换药是个辛苦活,对受伤的人来说无异于再脱一层皮,他不想让她看到自己狼狈的样子,她便出来等着,这没什么大不了。

    可谁让他这般忍痛了!她听长栋说,昨儿抬回来的时候,满身都是血,衣袍上压根没有一处能落眼的干净地方了。

    饶是如此,上药的时候他也没有哼一声。

    可她呢,向来压不住自己的情绪,憋笑憋不过一息时间,憋眼泪也憋不过片刻,一有个小病小痛就恨不得嚎啕大哭,那样才痛快,忍着得多难受多辛苦啊。

    里头越是没动静,她心里便越慌张,心脏被人揪紧了一样,喘不过气来。

    回廊有凉风盈袖,原本是舒舒服服的地方,可见喜却出了一身的汗。

    她叹了口气,目光飘过眼前人,忍不住问:妃梧姐姐,昨儿你可见到厂督后背的伤了,是不是很重?

    妃梧摇摇头说没有,督主一回来,太医紧跟着便过来了,屋内只留着几个医师和长栋在里头伺候,督主不要奴婢们进去。

    见喜眨眨眼,若有所思地哦了声:是府中所有的姐姐们都没进去吗?

    妃梧自然明白她的意思,颔首应了个是,想想又道:这么多年,督主都是一个人过来的,从未有过婢子近身伺候,夫人放心。

    见喜被戳穿心思,面上有些尴尬起来,硬着脖子解释说:我不是这个意思,只是怕厂督受了伤,气性大,一个不高兴让满屋子的人跟着陪葬。

    至于妃梧说的,拈酸吃醋这种事是不可能发生在她身上的!

    皇宫大内成千上万的宫女,不都是伺候陛下的么,也没见贤妃娘娘吃味儿。

    她只是觉得,若是旁的姑娘瞧见了厂督的后背,可她却没瞧见,心里就像是缺了一块似的,多少有些遗憾。

    好吧,她承认,她还是有那么一点点小心眼的。

    膝盖屈起来久了,有点疼得伸不直的感觉,她悄悄撩开裤腿看了一眼,青一块紫一块,跟打翻了染料似的,比昨儿还要严重许多。

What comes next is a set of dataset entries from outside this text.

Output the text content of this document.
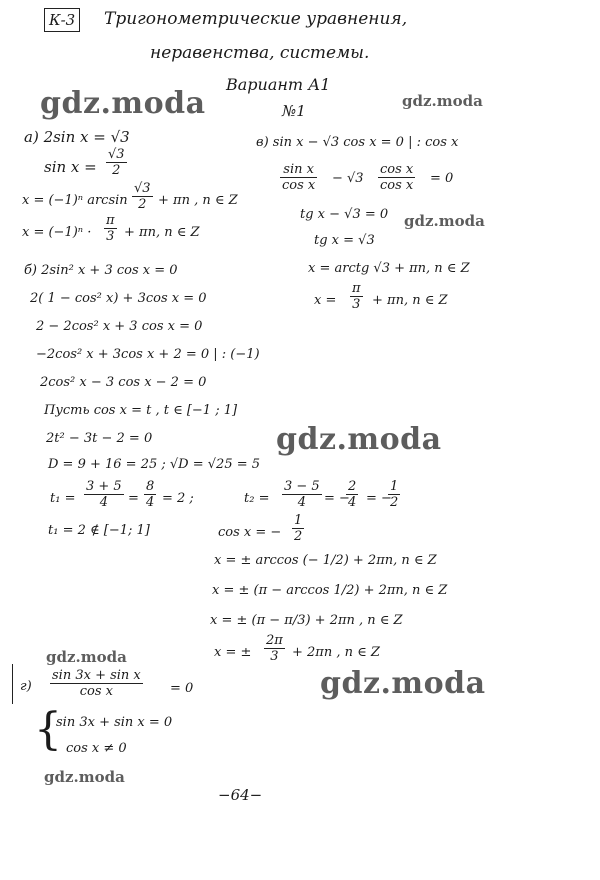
К-3 Тригонометрические уравнения,
неравенства, системы.
Вариант А1
№1
gdz.moda	gdz.moda
gdz.moda
gdz.moda
gdz.moda
gdz.moda
gdz.moda
а) 2sin x = √3
$\sin x = \frac{√3}{2}$
x = (−1)ⁿ $\arcsin \frac{√3}{2} + \pi n$ , n ∈ Z
$x = (-1)^n \cdot \frac{\pi}{3} + \pi n$, n ∈ Z
в) sin x − √3 cos x = 0 | : cos x
$\frac{\text{sin x}}{\text{cos x}} - √3 \frac{\text{cos x}}{\text{cos x}} = 0$
tg x − √3 = 0
tg x = √3
x = arctg √3 + πn, n ∈ Z
$x = \frac{\pi}{3} + \pi n$, n ∈ Z
б) 2sin² x + 3 cos x = 0
2( 1 − cos² x) + 3cos x = 0
2 − 2cos² x + 3 cos x = 0
−2cos² x + 3cos x + 2 = 0 | : (−1)
2cos² x − 3 cos x − 2 = 0
Пусть cos x = t , t ∈ [−1 ; 1]
2t² − 3t − 2 = 0
D = 9 + 16 = 25 ; √D = √25 = 5
$t_1 = \frac{3 + 5}{4} = \frac{8}{4} = 2$ ;	$t_2 = \frac{3 - 5}{4}$ = −
$\frac{2}{4}$ = −
$\frac{1}{2}$
t₁ = 2 ∉ [−1; 1]	cos x = − $\frac{1}{2}$
x = ± arccos (− 1/2) + 2πn, n ∈ Z
x = ± (π − arccos 1/2) + 2πn, n ∈ Z
x = ± (π − π/3) + 2πn , n ∈ Z
x = ± $\frac{2\pi}{3} + 2\pi n$ , n ∈ Z
$г) \frac{\text{sin 3x + sin x}}{\text{cos x}} = 0$
{
sin 3x + sin x = 0
cos x ≠ 0
−64−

    妃梧垂眼一瞧,惊得一怔:夫人怎么把自己弄成这样?奴婢给您找金疮药来擦一擦吧。

    见喜赶忙摆手,小声道:我自个磕的,你别声张。

    妃梧皱了皱眉,往里面瞧一眼:正好这会太医在这,让太医瞧瞧?

    见喜伸手拦住她:别别别,这是昨儿在养心殿跪出来的伤,陛下在与人议事,压根儿没要我跪着,是我自己犯傻,怕陛下觉得我不够诚心,不准我出宫。这要是被厂督知道,会误以为陛下罚我呢,若是因此对陛下生了怨怼,那我便是罪人了。

    妃梧有些无奈:可这也不能不上药啊。

    见喜揉了揉膝盖,小声道:药味浓郁,厂督肯定能闻得出来,这不就露馅儿了嘛。这点小伤你知道的,过几日自己便好了。小时候我就是这么跌跌撞撞长大的,那时候连饭都没得吃,更别提用药了,我不也这么过来了嘛。

    见她坚持,妃梧只好作罢。

    此事若放在旁人身上,说不准要含情凝涕地跑到自家夫君面前撒个娇、招招人心疼,可夫人竟能想到督主与陛下会不会因此离心。妃梧对此倒是有几分讶异。

    在外头煎熬了一个时辰,太医才推门而出,见喜拔腿便往里头跑。

    昨儿还趴着不能动弹的厂督,今日已经能支起身子了。

    上身简单罩着一件柔软的赭色寝衣,胸前缠绕几圈白色纱布,纱布下肌理细腻,肤色有种苍白的脆弱感,仿佛一碰就碎。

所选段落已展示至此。